Simple Schizophrenia, a Rare and Under-Diagnosed Clinical Condition: A Case Report
Abstract
Introduction: Schizophrenia is characterized by positive psychotic symptoms such as hallucinations, delusions and disorganization and motivational and cognitive dysfunctions. A typical case of simple schizophrenia is very uncommon and very difficult to diagnose. It is considered to be a controversial clinical entity. This treatment-seeking effort was seen when a patient started to have severe socio-occupational dysfunction. This case report discusses an interesting and rare case of simple schizophrenia and its management. Case History: Presented with the total duration of illness being around 4.5 years, continuous course, insidious onset, no obvious precipitating factor could be elicited, no past or family history of psychiatric illness with no major medical or surgical illness, no history of use of alcohol or other illicit substance, and a well-adjusted pre-morbid personality characterized by withdrawn behavior, intermittent unprovoked anger or abusiveness, abnormal changes in temperament and overall behavior along with poor appetite, disturbed sleep, and poor personal hygiene with significant socio-occupational dysfunction.

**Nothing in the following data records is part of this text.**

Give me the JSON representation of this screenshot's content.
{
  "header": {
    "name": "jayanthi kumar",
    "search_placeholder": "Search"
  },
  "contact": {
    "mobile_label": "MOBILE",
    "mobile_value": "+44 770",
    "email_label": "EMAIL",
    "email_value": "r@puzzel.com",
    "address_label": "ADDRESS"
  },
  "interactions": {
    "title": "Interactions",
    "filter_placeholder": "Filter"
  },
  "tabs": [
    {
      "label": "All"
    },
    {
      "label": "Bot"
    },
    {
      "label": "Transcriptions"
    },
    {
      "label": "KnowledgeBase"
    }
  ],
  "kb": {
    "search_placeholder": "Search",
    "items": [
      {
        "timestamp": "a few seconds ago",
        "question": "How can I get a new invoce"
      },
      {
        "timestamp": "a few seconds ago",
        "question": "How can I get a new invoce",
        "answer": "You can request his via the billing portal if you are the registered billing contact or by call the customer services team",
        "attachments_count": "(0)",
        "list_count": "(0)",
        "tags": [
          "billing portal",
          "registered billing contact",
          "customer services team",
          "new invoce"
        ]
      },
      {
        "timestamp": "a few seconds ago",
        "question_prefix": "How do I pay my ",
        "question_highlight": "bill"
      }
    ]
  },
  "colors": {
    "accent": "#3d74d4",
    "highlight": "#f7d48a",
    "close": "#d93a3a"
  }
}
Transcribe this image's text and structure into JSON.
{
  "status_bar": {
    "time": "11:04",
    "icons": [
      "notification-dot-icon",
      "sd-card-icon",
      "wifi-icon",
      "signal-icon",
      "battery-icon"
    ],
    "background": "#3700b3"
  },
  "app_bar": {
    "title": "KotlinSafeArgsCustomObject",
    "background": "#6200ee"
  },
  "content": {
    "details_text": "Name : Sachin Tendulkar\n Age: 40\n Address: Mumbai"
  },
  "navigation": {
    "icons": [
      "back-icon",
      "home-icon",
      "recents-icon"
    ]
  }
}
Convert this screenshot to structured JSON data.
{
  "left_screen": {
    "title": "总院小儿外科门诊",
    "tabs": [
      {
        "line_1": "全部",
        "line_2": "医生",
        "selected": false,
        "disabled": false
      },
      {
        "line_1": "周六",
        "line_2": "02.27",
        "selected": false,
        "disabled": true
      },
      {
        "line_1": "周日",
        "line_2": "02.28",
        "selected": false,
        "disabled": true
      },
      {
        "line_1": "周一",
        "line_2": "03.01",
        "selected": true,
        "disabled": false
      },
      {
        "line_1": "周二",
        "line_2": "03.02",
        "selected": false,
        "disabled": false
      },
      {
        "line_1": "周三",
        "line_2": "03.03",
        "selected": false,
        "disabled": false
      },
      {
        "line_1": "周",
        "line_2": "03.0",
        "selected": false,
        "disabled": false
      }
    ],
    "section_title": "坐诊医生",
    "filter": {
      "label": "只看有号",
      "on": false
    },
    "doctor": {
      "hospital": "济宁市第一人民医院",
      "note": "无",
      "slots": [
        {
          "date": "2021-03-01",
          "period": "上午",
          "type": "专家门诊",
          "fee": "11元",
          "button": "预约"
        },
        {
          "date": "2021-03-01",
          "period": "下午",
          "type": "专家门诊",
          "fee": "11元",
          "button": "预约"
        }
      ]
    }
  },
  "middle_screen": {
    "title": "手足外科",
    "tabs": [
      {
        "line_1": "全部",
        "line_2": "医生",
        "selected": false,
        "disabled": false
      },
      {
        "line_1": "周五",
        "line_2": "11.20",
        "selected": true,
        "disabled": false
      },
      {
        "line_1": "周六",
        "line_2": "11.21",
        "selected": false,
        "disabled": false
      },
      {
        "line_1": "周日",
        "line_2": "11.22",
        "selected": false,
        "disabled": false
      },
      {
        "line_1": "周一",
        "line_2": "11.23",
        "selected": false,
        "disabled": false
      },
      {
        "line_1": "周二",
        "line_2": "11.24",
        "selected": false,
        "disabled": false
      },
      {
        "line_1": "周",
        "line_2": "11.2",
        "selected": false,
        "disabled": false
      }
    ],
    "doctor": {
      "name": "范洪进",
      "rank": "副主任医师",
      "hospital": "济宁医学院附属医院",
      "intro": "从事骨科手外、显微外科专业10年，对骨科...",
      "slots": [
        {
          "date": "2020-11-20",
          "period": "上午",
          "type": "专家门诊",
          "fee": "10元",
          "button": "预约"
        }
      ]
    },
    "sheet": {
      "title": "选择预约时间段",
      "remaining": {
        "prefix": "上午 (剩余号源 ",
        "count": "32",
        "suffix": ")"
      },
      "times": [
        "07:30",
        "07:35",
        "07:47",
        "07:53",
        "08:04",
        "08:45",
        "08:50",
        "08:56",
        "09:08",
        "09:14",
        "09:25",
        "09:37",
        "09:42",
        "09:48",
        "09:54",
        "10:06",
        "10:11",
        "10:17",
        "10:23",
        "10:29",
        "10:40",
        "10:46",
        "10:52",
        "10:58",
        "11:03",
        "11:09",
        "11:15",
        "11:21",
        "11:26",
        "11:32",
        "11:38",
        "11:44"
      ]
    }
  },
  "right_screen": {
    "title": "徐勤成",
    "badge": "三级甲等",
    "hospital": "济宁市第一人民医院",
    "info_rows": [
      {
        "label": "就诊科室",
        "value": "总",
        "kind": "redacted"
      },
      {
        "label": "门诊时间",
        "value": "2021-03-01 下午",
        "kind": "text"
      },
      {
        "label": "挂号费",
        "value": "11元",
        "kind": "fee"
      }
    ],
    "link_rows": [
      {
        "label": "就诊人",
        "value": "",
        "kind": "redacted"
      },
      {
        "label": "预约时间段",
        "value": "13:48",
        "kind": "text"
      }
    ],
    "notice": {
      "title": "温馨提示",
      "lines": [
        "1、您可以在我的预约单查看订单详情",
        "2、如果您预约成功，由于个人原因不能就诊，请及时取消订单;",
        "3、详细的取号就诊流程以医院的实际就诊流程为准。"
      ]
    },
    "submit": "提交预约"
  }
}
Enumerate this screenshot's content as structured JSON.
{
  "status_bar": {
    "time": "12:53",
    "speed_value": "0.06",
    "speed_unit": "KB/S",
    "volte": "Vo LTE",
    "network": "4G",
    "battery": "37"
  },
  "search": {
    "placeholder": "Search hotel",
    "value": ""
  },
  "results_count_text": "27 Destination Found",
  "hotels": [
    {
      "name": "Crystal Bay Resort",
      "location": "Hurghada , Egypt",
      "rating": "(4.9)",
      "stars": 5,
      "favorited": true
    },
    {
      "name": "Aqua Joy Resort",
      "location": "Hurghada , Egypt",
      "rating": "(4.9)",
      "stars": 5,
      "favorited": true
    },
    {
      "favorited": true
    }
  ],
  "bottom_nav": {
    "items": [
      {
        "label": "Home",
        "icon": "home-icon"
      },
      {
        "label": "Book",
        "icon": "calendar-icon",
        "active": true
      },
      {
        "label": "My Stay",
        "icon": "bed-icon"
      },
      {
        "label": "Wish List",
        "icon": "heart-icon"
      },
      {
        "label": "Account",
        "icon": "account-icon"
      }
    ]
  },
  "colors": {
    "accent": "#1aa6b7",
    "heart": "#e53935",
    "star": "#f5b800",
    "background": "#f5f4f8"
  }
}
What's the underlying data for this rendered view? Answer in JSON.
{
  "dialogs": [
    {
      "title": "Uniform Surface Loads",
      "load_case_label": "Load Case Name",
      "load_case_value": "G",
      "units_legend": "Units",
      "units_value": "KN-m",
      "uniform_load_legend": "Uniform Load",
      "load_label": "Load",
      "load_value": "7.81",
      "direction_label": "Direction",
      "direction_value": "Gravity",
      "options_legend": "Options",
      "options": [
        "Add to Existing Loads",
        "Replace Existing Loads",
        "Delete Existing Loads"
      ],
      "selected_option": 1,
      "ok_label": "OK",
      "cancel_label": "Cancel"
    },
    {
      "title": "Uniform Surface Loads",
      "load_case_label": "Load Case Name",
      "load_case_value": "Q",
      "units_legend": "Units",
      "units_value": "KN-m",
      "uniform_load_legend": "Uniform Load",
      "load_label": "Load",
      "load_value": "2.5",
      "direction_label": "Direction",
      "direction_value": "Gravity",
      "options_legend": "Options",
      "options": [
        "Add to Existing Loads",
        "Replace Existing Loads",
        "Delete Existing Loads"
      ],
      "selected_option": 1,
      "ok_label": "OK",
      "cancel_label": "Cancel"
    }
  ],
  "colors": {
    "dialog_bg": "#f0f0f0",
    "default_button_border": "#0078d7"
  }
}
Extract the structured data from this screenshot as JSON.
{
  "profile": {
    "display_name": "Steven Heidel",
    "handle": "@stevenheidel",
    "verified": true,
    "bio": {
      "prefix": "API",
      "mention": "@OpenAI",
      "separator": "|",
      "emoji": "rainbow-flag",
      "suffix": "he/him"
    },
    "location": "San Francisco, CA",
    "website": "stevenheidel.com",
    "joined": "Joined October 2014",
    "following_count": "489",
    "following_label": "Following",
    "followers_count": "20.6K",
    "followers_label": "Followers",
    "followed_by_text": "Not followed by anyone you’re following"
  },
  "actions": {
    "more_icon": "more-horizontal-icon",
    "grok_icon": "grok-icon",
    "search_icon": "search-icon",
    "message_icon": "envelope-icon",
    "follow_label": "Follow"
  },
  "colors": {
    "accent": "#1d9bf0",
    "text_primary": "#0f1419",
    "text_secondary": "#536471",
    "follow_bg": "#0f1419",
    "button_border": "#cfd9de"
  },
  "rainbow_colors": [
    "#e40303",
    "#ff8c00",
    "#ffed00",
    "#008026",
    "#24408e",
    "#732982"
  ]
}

The patient was treated in an outpatient setting. Basic investigations of the complete blood count, thyroid profile, vitamin B12, and folic acid were within normal limits. The patient was started on 7.5 mg of olanzapine per day and asked to follow up after 3 weeks. On the first follow-up visit, the father reported about 25–30% improvement in overall behavior and general condition. Hence, the dose of olanzapine was increased to 10 mg per day, and we were asked to follow up after 4 weeks. On the second follow-up visit, the father and patient reported 50–60% improvement; thus, the dose of olanzapine was further increased to 15 mg per day and asked for follow-up after 4 weeks. On the third follow-up visit, the father and patient showed about 90% improvement in overall functioning, and the patient started to help in the occupation of his father. Thus, the patient was continued on the same dose of 15 mg of olanzapine and asked for monthly follow-up. The patient and his father did not report any major side effects of the medicine. Conclusion: It is important to address such a clinical condition so that patients can get an evidence-based treatment for this type of under diagnosed or controversial clinical entity.